Title: Building Costs after Katrina
Post by: John Raabe on September 16, 2005, 02:51:54 PM
Here are two articles of interest to people planning or building a new house or remodel.

Demand for materials and skilled labor is likely to get even tighter in the coming months due to the massive requirements in the gulf coast states.

http://www.buildingonline.com/news/viewnews.pl?id=4455

On the other hand, just such demand may force the authorities to open up the US markets to Canadian and Mexican wood and cement imports. This could soften the demand side and help keep prices from spiking.

http://www.edmontonsun.com/Business/News/2005/09/13/1214621-sun.html

Title: Re: Building Costs after Katrina
Post by: Amanda_931 on September 17, 2005, 01:09:50 PM
Brazilian pine plywood--apparently BK around 40% of the east coast plywood supply.  

A really good argument for building with local materials, whatever is around.
Title: Re: Building Costs after Katrina
Post by: Robert_Flowers on September 18, 2005, 10:26:36 AM
Prices are going up already the Lowe's price for 7/16 OSB went from $9.59 thursday morning to $14.39 thursday afternoon here in middle  georgia. and they are out of it so is homedepot.
Just wait untill  they are done with the clean up an start rebuilding indecember or january down here you will not be able to get any osb or plywood ,and lumber prices will be thru the roof.

 FEMA need 9000 sheets of osb a week  an that just for tempory housing.
Title: Re: Building Costs after Katrina
Post by: Jimmy C. on September 18, 2005, 04:53:08 PM
http://www.retailnet.com/story.cfm?ID=24160

Home Depot Holds Pricing
Thursday, September 15, 2005
 
 

Despite the soaring costs of building materials in the wake of Hurricane Katrina, The Home Depot is so far holding prices steady, thanks to its policy of locking in prices for months at a time and of freezing prices that its stores charge following disasters.
Lowe's has raised prices slightly since the hurricane. "But they are still lower than they were last year," said company spokesperson Karen Cobb. Nationwide, builders and consumers are paying from 10% to 50% more for certain types of lumber.
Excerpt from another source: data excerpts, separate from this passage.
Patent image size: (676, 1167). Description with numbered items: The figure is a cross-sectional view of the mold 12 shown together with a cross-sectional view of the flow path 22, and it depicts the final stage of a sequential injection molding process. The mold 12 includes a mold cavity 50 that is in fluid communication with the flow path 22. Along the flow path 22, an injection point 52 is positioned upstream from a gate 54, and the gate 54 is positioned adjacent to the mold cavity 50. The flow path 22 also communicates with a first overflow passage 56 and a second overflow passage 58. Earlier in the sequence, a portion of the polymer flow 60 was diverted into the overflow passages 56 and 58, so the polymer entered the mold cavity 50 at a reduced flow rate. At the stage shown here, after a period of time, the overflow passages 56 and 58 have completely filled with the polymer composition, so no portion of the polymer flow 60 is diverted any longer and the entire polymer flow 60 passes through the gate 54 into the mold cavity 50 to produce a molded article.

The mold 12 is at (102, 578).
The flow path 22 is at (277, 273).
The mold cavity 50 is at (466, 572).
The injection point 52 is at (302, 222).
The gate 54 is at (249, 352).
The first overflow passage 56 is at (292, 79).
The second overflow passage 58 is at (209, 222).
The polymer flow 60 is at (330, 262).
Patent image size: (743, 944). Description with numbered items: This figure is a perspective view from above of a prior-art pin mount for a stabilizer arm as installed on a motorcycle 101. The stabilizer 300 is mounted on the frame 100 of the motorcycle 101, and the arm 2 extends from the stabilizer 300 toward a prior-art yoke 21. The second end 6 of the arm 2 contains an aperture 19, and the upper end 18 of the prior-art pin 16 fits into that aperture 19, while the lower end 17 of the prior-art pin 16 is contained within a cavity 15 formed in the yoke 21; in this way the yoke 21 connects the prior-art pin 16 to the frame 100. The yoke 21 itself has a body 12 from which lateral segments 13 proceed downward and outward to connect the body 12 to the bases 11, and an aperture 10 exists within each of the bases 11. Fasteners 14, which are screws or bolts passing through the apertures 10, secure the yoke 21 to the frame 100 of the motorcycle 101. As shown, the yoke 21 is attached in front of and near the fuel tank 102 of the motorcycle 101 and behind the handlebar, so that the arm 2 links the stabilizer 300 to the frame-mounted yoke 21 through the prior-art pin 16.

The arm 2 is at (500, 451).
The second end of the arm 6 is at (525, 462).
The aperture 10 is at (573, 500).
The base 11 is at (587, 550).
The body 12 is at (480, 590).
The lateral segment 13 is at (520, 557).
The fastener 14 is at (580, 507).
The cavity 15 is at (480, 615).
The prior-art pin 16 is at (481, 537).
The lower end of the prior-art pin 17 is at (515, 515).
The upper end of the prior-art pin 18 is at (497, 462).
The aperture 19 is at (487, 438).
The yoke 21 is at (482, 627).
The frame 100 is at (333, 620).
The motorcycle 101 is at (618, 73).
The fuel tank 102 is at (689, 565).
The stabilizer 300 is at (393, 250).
Experts are attributing most of the current price increases to speculation and panic buying.


Title: Re: Building Costs after Katrina
Post by: Lady_Novice on September 18, 2005, 07:44:35 PM
I posted on another thread that my local building supply salesman (northern Idaho) said they could not supply plywood/OSB during the next couple months (i.e., not at any price) and he felt this would be case at other suppliers, too. He said all plywood/OSB was being shipped to the Gulf Coast and that one factor was that a couple of big plywood mills near the Gulf Coast were demolished.

Yet today in the Sunday paper, a circular from Ziggy's, another supplier, shows plywood and OSB available at prices that don't seem too bad. So I don't know what to think.

In the expectation that prices will only get worse once the Gulf rebuilding is seriously underway, I feel more pressure to build quickly and I've got visions of myself shivering in the snow and rain this winter in order to get it built.

Not helping is the fact that my plumber seems to have disappeared. He has to place the sewer pipe before the slab can be poured. But that's a whole different topic, one called "do subcontractors ever return phone calls?"
Lady Novice


Title: Re: Building Costs after Katrina
Post by: Amanda_931 on September 18, 2005, 08:59:24 PM
What hunting season just started?

(when I was calling garages in Arkansas, they all shut down for the first few days of squirrel season, and probably for a week at the beginning of deer season, maybe not turkey.  Imagine plumbers do the same thing.  Remember that there are bow, muzzle loader, and regular hunting seasons.)

One of the big box people said OSB has been going up about a dollar a day retail for them.